I reached the end of The City Beneath over the weekend — it’s definitely a much easier game than Journey to Rooted Hold. But before talking about that, I’d like to describe a room in the final descent that left me baffled, even after solving it: Abyssian Fortress, 2S.
The basis of this room is that there are these nine 4×4 cells of tarstuff, three of each of the three varieties (tar, mud, and gel). The only monsters in the room are the Mothers in each cell, visible as a pair of eyes, that make the tarstuff expand every 30 turns, although the way they’re penned in here keeps them from expanding. Access out of the room is controlled by force arrows and a black gate, which only opens when all the tarstuff in the room has been cleared. And most of the floor is missing, so you have to get around by means of a 4×4 raft. So far, so straightforward. This much makes it a solid but not-too-difficult tar-clearing puzzle. The only tricky part is the gel. Gel is only vulnerable at its interior corners, but the cells here don’t have any. To get started, you have to create some by letting the gel expand onto your raft, which immobilizes the raft until it’s cleared. But even that’s just low-level tactics.

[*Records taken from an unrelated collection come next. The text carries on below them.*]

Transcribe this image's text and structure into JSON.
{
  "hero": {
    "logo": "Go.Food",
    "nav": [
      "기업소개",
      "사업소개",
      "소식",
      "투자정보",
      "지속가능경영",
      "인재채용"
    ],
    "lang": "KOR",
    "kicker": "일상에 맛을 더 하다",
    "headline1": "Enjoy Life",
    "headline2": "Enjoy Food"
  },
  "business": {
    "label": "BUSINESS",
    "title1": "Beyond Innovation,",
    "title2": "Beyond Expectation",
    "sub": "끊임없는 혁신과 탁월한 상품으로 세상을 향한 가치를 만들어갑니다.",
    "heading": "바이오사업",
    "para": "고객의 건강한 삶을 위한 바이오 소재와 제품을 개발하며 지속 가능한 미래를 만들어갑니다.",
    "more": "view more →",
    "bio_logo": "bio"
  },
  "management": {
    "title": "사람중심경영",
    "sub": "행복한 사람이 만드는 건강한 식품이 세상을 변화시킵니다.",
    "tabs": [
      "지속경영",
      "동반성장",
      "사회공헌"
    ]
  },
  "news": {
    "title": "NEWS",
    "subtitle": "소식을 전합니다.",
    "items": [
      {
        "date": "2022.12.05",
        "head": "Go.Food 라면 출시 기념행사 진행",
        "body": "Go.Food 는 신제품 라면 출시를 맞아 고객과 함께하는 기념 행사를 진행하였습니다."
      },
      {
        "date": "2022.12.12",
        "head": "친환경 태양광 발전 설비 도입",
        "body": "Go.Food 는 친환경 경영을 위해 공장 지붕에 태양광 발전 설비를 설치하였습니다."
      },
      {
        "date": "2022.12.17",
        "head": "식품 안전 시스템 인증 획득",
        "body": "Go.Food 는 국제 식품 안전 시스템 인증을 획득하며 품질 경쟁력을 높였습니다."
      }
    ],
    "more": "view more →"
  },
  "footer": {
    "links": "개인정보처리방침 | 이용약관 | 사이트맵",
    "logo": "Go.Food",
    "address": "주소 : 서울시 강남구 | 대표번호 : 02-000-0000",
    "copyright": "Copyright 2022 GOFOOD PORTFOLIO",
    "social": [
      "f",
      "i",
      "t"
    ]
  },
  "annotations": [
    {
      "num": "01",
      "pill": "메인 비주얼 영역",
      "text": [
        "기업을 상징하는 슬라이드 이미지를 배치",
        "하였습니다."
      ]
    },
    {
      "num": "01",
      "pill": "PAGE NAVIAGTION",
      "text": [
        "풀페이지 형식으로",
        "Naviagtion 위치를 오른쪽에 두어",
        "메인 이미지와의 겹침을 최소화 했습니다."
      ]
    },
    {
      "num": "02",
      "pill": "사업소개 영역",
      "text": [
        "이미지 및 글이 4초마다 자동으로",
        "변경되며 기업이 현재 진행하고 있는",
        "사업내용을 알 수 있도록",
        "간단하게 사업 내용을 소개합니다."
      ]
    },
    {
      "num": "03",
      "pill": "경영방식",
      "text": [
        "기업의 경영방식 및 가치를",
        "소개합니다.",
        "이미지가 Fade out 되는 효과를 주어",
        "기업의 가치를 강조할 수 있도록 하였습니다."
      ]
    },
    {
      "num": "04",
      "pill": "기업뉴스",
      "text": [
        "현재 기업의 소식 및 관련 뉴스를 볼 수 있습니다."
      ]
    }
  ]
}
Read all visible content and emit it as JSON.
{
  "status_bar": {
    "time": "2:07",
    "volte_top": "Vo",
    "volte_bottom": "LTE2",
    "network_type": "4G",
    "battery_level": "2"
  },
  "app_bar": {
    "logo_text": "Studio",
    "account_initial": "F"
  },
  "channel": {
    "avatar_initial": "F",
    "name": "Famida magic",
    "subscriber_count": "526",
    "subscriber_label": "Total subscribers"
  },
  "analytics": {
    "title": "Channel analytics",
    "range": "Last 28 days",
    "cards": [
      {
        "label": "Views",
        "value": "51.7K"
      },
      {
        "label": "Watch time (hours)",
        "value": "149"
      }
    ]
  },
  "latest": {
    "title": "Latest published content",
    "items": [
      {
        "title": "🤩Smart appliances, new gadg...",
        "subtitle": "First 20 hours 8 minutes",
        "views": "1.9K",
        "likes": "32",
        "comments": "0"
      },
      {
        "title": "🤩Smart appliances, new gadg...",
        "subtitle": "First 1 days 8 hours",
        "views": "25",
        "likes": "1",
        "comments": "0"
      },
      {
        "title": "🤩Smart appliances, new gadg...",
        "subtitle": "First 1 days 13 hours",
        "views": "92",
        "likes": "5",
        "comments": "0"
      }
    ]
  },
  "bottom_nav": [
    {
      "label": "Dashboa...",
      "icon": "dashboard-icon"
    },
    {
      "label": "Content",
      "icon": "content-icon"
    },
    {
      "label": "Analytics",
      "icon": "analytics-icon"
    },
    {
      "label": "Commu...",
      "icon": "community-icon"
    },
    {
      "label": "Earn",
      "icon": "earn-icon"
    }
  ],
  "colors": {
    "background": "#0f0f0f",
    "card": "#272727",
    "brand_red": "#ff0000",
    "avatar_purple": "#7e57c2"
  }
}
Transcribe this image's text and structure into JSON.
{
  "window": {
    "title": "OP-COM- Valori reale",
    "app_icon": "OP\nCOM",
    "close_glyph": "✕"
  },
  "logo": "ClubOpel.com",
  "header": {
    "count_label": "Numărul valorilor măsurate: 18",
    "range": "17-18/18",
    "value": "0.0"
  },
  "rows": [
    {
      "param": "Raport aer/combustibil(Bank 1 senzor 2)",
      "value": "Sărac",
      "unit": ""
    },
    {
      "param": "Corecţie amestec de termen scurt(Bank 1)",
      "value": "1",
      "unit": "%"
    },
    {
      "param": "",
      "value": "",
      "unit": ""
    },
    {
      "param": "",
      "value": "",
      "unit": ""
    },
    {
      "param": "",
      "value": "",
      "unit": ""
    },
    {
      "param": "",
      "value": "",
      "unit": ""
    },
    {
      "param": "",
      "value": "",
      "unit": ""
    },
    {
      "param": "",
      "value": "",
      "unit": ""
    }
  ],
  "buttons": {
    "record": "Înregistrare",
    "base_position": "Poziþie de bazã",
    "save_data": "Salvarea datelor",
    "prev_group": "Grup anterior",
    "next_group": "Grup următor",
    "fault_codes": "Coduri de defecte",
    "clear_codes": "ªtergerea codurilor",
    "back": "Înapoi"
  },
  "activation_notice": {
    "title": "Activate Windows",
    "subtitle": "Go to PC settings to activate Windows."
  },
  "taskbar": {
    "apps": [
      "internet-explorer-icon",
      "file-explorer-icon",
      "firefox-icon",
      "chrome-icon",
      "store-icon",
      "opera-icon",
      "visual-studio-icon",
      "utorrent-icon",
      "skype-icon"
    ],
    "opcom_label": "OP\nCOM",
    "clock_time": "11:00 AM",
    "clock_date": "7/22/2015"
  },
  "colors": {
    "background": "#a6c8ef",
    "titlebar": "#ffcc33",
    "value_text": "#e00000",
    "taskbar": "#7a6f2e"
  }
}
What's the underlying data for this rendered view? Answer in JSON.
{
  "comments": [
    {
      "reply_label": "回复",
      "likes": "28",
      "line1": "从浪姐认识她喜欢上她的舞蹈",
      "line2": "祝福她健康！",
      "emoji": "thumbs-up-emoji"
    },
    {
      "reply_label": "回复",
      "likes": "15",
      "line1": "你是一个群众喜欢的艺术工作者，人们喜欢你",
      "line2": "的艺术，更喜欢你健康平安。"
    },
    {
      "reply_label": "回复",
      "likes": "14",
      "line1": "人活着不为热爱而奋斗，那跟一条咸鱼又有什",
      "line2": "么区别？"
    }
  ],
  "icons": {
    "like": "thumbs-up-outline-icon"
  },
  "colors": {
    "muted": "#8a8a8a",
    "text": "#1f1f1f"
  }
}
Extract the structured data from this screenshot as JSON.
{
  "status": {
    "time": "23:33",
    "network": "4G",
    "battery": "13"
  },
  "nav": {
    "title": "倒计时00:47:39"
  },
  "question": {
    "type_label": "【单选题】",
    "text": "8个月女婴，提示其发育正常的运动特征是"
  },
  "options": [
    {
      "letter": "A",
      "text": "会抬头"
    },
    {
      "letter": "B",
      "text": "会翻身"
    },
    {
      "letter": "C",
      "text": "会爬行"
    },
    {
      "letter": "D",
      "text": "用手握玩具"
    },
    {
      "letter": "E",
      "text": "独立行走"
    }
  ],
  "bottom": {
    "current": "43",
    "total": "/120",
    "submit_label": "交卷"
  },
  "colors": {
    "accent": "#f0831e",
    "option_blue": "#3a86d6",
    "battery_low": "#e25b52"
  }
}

The difficulties come in with some things you have to step on to get started. First of all, there’s a disarm token, which takes away your sword. Stepping on a disarm token again restores your sword, but the force arrows around the token here prevent you from doing that. Then there’s a mimic potion, which lets you place a mimic on any clear spot on the floor. Mimics imitate your movements, and are armed with swords, so you can use that to clear the tar even when disarmed. But the circumstances suggested another possibility: what happens when a mimic steps on a disarm token? I knew that there exist things that mimics trigger just as if you had stepped on them. So I tried this, and sure enough, I got my sword back. Unfortunately, that left me in a difficult position for the next obstacle: the bridge.
Bridges are another new concept in TCB. They act kind of like level 2 of Donkey Kong: you can remove the supports by walking on them. (In fact, the game reuses the familiar trap door tiles to represent the supports.) Once the supports are all gone, the whole thing collapses, killing anything on it, including Beethro if you’re foolish enough to step back onto the bridge from the last support. In this room, there’s a bridge that’s blocking the raft from moving, and the trap door to collapse it is on the opposite end of the bridge from the raft. Getting a mimic from the disarm token all the way to the other side of the bridge without going there yourself seems impossible — the only way to enlarge the distance between yourself and a mimic is to move in a way the mimic can’t, typically by pulling it against a wall, and there are no suitably-positioned walls in that part of the room. Doing it the opposite way, collapsing the bridge personally and leaving the mimic on the raft, is feasible, but leaves you stranded on a little 2×2 platform, without enough movement room to make the mimic navigate the raft over to you. No, the easier approach, I decided, was to create the mimic on the 2×2 platform where it could free the raft, and remain swordless while it fought the tar for me.
At first, I tried just standing on the raft with the mimic while it fought the tar, but it proved difficult to protect my defenseless body this way. Eventually I got a bright idea: There’s another raft over on the right side. If I got that free, the mimic could take one raft into the fighting zones while I stand on the other, a comfortable distance away. This worked, and I cleared the level through, in effect, remote telepresence. But there were still things about the puzzle that I didn’t understand. For starters, there’s a red gate over on the right side, enclosing the platform corresponding to the one I didn’t want to get stuck on in the previous paragraph. Why is that there? It controls access to an empty space. I cleared the room without opening it. It could be a mere red herring, but DROD doesn’t usually go in for that. Or when it does, it does it with things that give you the wrong idea about a puzzle and cause you to attempt it the wrong way, not with confusing elements that don’t suggest a solution at all.
And then, after you solve the room, there’s a Challenge scroll. The challenge: Clear the room without moving the mimic over the disarm token. In other words, the thing that I had decided was impossible is apparently the normal solution. I feel like I still haven’t solved this room, despite having solved it the hard way. And I have no idea which way I solved it the first time through.